如今还活着的青山村老兵,全成了这支部队的班排骨干。
那股对鬼子刻进骨头里的狠劲,那份血海深仇,从来没因时间流逝、番号更迭,消减半分。
胡义是一营的主官,从他指挥第一仗——伏击鬼子抢粮队起,就烙下了独一份的行事风格:对鬼子,一律不留活口。
对石成痴迷收集鬼子人头的癖好,胡义始终睁一只眼闭一只眼,从不多加约束。
也正因如此,这次打扫战场,注定又是一番格外“特别”的景象。
田三七从后勤部借来两辆独轮车,用装满泥土的麻袋在车上垒起简易移动掩体。
随后带着战士们沿谷口,步步谨慎地向山谷深处摸索推进。
战场上的人都懂,打扫战场,往往比正面厮杀更凶险。
鬼子信奉武士道,个个死硬到底。
不少伤兵就憋着一口气,专等我方打扫人员靠近,便拉响手雷同归于尽。
可田三七在这方面是老油条了,鬼子这套拉人垫背的把戏,在他面前半分机会都没有。
此时的鬼愁涧,刚结束一场惨烈血战,活脱脱一座巨大的修罗场。
阴风卷着硝烟在谷里打旋,像是从地狱深处钻出来的怨魂,发出鬼哭似的呜咽。
空气里裹着浓得化不开的血腥味,那是死亡与仇恨搅在一起的味道,厚重得压得人喘不过气。
可这地狱般的景象,半点没让田三七带的战士们动容。
跟着胡义一路杀过来,什么大阵仗他们没见过?
酒站一战,胡义以水为兵,全歼来犯的一个中队鬼子加一个营伪军;
困马山一役,他借地形布下八卦阵,生生打残两个大队的鬼子,歼灭过半,残兵狼狈逃出山去。
哪一场的阵仗,不比眼下这大?
更何况带队的田三七,是从独立团原尖刀二连出来的,那是跟鬼子白刃对刺眼都不眨的狠角色。

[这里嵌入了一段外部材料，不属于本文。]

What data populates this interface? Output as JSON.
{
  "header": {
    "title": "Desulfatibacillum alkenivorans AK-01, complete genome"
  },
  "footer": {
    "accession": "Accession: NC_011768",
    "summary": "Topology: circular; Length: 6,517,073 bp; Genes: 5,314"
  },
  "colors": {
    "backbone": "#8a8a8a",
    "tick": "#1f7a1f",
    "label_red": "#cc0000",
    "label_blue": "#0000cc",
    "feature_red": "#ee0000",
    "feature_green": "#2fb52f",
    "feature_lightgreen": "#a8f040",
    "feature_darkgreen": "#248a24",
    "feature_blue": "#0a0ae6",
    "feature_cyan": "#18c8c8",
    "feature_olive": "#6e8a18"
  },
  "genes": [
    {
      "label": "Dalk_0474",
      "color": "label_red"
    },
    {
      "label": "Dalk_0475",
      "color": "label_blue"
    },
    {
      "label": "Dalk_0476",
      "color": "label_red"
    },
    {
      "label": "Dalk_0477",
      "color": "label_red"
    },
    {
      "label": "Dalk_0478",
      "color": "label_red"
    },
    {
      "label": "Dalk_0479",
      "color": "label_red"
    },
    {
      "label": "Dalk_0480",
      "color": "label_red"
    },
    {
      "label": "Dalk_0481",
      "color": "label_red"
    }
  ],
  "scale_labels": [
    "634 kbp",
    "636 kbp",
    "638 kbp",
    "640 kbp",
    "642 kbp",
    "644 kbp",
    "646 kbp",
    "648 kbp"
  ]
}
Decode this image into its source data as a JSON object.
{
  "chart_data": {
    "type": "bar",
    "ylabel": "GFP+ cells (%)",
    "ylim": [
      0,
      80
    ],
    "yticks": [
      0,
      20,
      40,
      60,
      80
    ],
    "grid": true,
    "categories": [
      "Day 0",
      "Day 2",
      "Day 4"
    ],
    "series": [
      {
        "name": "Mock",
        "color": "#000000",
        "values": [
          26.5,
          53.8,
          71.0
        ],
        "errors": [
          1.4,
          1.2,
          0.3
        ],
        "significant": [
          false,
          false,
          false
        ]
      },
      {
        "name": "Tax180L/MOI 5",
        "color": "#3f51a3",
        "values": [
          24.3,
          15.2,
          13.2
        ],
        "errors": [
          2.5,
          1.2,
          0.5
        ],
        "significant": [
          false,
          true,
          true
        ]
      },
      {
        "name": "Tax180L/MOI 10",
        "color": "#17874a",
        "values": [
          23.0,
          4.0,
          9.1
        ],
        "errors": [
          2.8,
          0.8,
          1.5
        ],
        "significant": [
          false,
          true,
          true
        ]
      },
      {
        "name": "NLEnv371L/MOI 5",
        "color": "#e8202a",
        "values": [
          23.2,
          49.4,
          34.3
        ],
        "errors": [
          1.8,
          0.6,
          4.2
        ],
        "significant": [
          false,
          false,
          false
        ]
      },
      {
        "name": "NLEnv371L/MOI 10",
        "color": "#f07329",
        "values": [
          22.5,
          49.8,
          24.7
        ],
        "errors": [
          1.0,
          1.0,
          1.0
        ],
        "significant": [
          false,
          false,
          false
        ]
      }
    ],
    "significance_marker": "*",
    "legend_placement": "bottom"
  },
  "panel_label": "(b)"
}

田三七带着战士们,借着独轮车上的临时沙袋掩体,一步步往谷里推进。
胡义自打重建连队起,就立下了对鬼子不留活口的铁律。
所以这次打扫战场,补刀是必走的流程,正好也能磨一磨这帮新兵蛋子。
走在最前面的战士死死贴着掩体,眼神警惕地扫过四周的每一个角落,不放过半分动静,就怕被藏着的鬼子伤兵阴了。
有经验的老兵一边走,一边给身边的新兵蛋子交底:“你们几个别慌,看清楚老子的动作要领,说白了就四个字:胆大心细。出手就记住三个字:快、准、狠。”
话音刚落,老兵对着掩体边地上的一具鬼子尸体,抬手就是一记顺刺。
“噗嗤”一声,刺刀快如闪电,精准扎进鬼子第三与第四根肋骨之间,手腕顺势一搅,又“次啦”一声,干净利落地收回了刺刀。
这鬼子是被弹片打中了要害,早失血死透了,刺刀拔出来都没溅出多少血。